Sur ce présupposé difficile, Beethoven, après bien des errements – une première version de l’ouvrage, sous l’intitulé plus transparent de Leonore se rapprochait autrement du modèle de l’opéra classique - a couché quelques unes de ses plus belles pages : deux grandes scènes lyriques au format surprenant, la première dévolue à Leonore, la seconde à Florestan, un quatuor suspendu dans le temps comme dans son expression, ainsi que deux ensembles choraux stupéfiants, le premier par sa noirceur - l’aria de Pizarro avec sa deuxième partie où l’apparition de la soldatesque crée un effet dramatique saisissant – le second par sa poésie atmosphérique, le fameux chœur des prisonniers.

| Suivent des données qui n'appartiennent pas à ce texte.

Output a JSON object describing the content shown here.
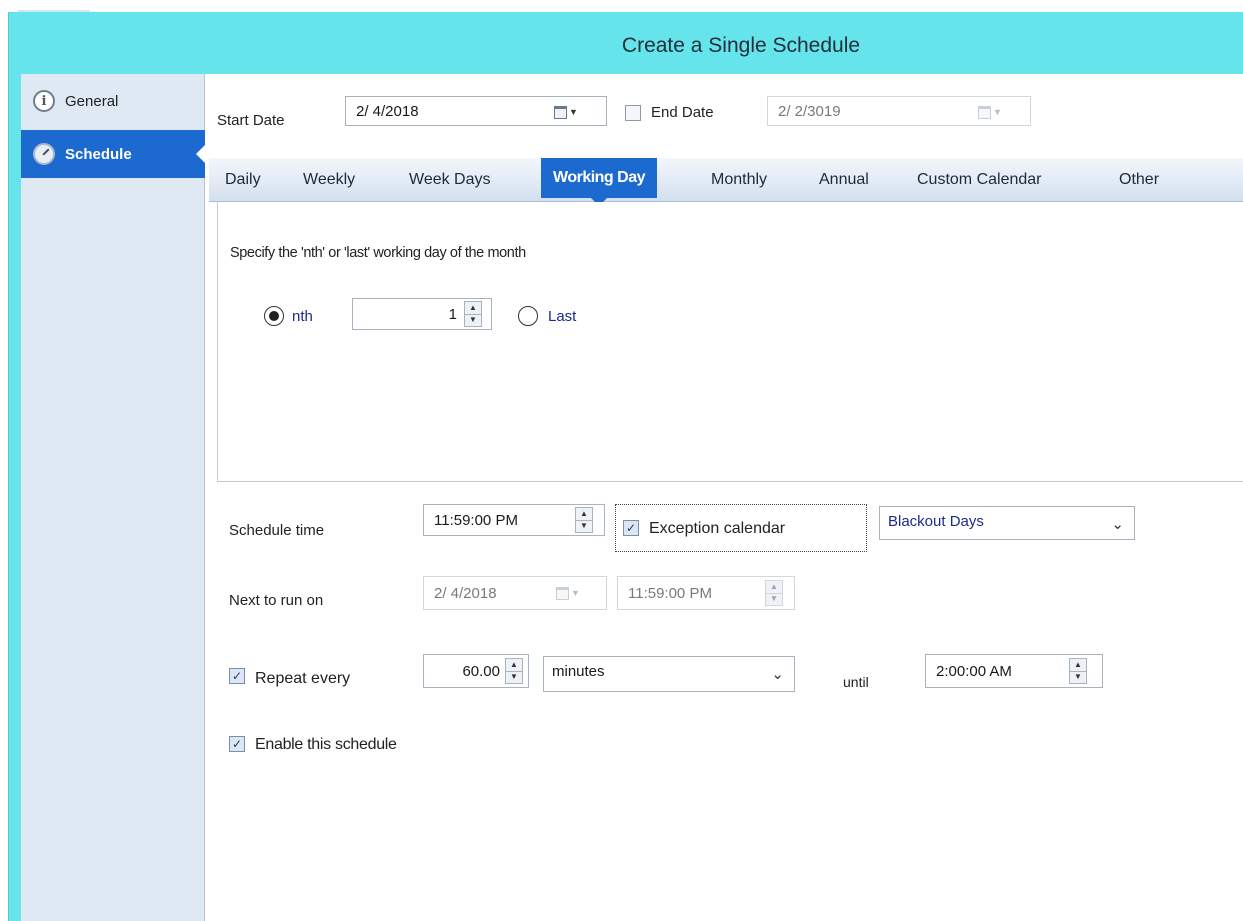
{
  "window": {
    "title": "Create a Single Schedule"
  },
  "sidebar": {
    "items": [
      {
        "label": "General",
        "icon": "info-icon",
        "selected": false
      },
      {
        "label": "Schedule",
        "icon": "clock-icon",
        "selected": true
      }
    ]
  },
  "dates": {
    "start_label": "Start Date",
    "start_value": "2/ 4/2018",
    "end_label": "End Date",
    "end_checked": false,
    "end_value": "2/ 2/3019"
  },
  "tabs": [
    "Daily",
    "Weekly",
    "Week Days",
    "Working Day",
    "Monthly",
    "Annual",
    "Custom Calendar",
    "Other"
  ],
  "active_tab": "Working Day",
  "working_day": {
    "instruction": "Specify the 'nth' or 'last' working day of the month",
    "nth_label": "nth",
    "nth_selected": true,
    "nth_value": "1",
    "last_label": "Last"
  },
  "schedule": {
    "time_label": "Schedule time",
    "time_value": "11:59:00 PM",
    "exception_label": "Exception calendar",
    "exception_checked": true,
    "exception_calendar": "Blackout Days",
    "next_label": "Next to run on",
    "next_date": "2/ 4/2018",
    "next_time": "11:59:00 PM",
    "repeat_label": "Repeat every",
    "repeat_checked": true,
    "repeat_value": "60.00",
    "repeat_unit": "minutes",
    "until_label": "until",
    "until_value": "2:00:00 AM",
    "enable_label": "Enable this schedule",
    "enable_checked": true
  },
  "colors": {
    "window_bg": "#65e4ec",
    "accent": "#1c6ad0",
    "sidebar_bg": "#dfe9f4"
  }
}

Ces éléments disparates, tous frappés au sceau d’un génie musical plus symphonique que lyrique – les chanteurs s’y étranglent, ils en savent quelque chose et en redoutent donc tous les pièges - sont comme rapiécés les uns aux autres par un matériau fatalement secondaire dont les coutures se voient beaucoup. Gary Hill a assorti l’ouvrage d’une récitante et de dialogues passablement restructurés, transposant l’action dans un futur astral à la société fatalement déshumanisée, le tout transcendé par une pointe de science-fiction.
On avoue contrairement à une bonne part d’un public assez grossier pour siffler les artistes en scène et à l’œuvre, que cela ne nous a guère gêné. D’autant que l’opéra n’y perd rien et que le spectacle y gagne beaucoup. On a tant vu de Fidelio avec grilles et chaînes, haillons et tricornes, au théâtre figé et à la direction d’acteur convenue que même les encombrements dont s’handicape le metteur en scène, comme ces trottinettes électriques qui contraignent les personnages à n’être que des marionnettes, passent au seconde plan d’un spectacle singulier dont on n’est pas près d’oublier la poésie.

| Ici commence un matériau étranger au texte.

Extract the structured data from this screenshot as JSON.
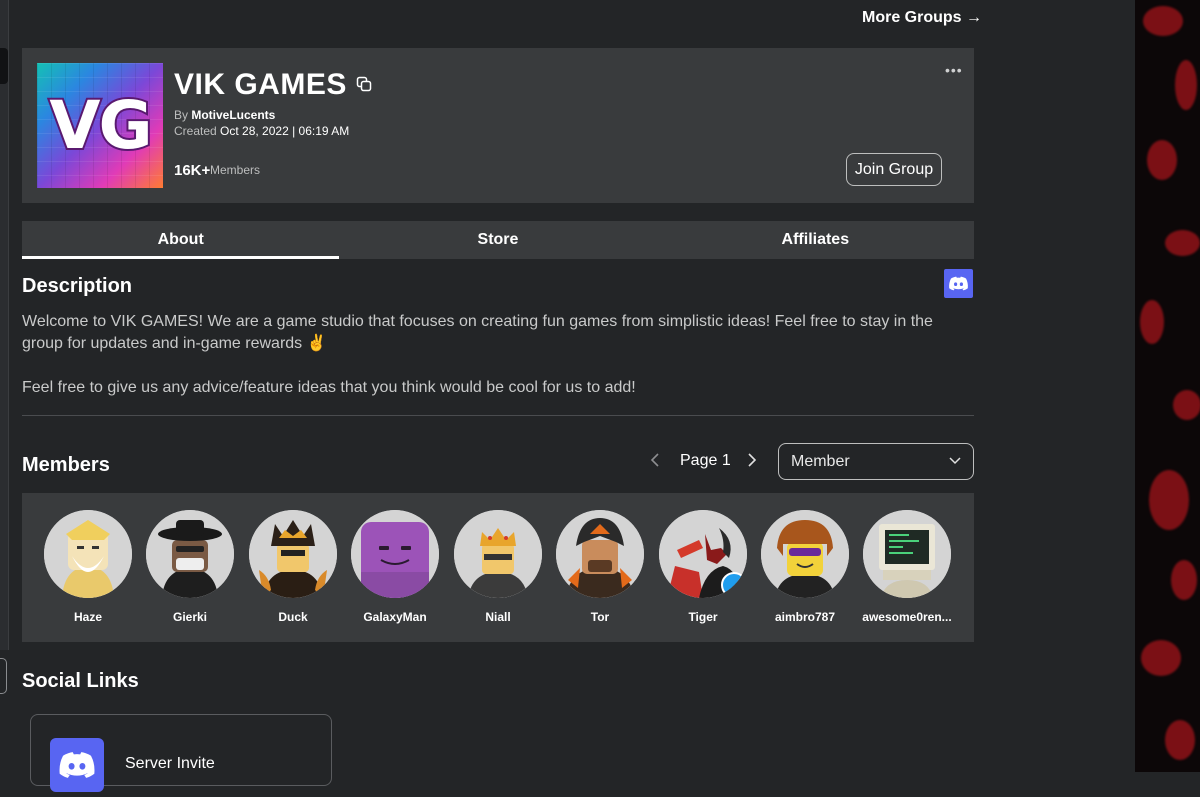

Incontestablement Gary Hill a un univers et vous y entraîne. Mieux, avec son art de vidéaste il vous immerge littéralement dans la scène, il vous aspire dans l’omniprésence cabalistique de ses formes futuristes ou naturalistes dont les personnages de l’opéra son constamment enveloppés. Univers de noir et de gris, qui ne se colorent que par instant – pour les prisonniers rendus à l’air libre – étouffant, déconcertant, d’une magie sombre, où la tombe de Florestan devient un cercueil sidéral. On n’est pas près d’oublier Florestan lui-même comme en lévitation entre la vie et la mort, vraie image de théâtre pour le coup, qui semble pourtant procéder d’abord de la grande illusion. Et que faut-il lire dans les costumes féminisés des détenteurs du pouvoir absolu, Pizarro tout en noir, Fernando tout en blanc ? Hill aime laisser à ses spectateurs quelques énigmes pour la nuit.
Florestan, c’est Nikolai Schukoff, physique de jeune premier héroïque et voix fragile, peut-être trop pour la coda de son air, mais quel ténor ne s’y est pas brûlé ? Sans crainte, il affronte la tessiture meurtrière quitte à s’y étrangler, mais il nous donne le frisson que des voix plus à propos ignorent. Incarnation au total magnifique et quel aplomb dans « O namenlose Freude » et plus encore dans l’ensemble du final où son ténor sombre percute la salle.
Sa Leonore, Michaela Kaune, d’abord une Ariane, une Arabella, une Comtesse Madeleine, bientôt une Maréchale, fait assaut de beau chant, détaille le rôle, met beaucoup de couleurs et d’esprit dans chaque mot, masquant ça et là une ligne trop tendue pour elle comme pour tant d’autres. Mais baste, on admire l’art même si l’on s’émeut d’une prise de risque qui nous semble superflue. C’est bien, elle aura tenté Leonore dans un théâtre dont les dimensions ne l’exposent pas trop, mais qu’elle cesse de mettre en péril sa voix idéale de soprano lyrique straussien : ni Della Casa, ni Schwarzkopf n’ont osé Leonore, et Kaune n’est pas Jurinac. Un peu fâché avec la justesse, Pavlo Hunka donne un relief meurtrier à son Pizzaro, le Rocco sensible de Wilhelm Schwinghammer ne laisse pas indifférent, tout comme le Jaquino de grand format de Christian Baumgärtel, à suivre. Andrew Schroeder pour Don Fernando c’est le luxe !, alors que Karen Vourc’h en petite voix met sa Marzelline à la peine. Gageons une simple fatigue passagère.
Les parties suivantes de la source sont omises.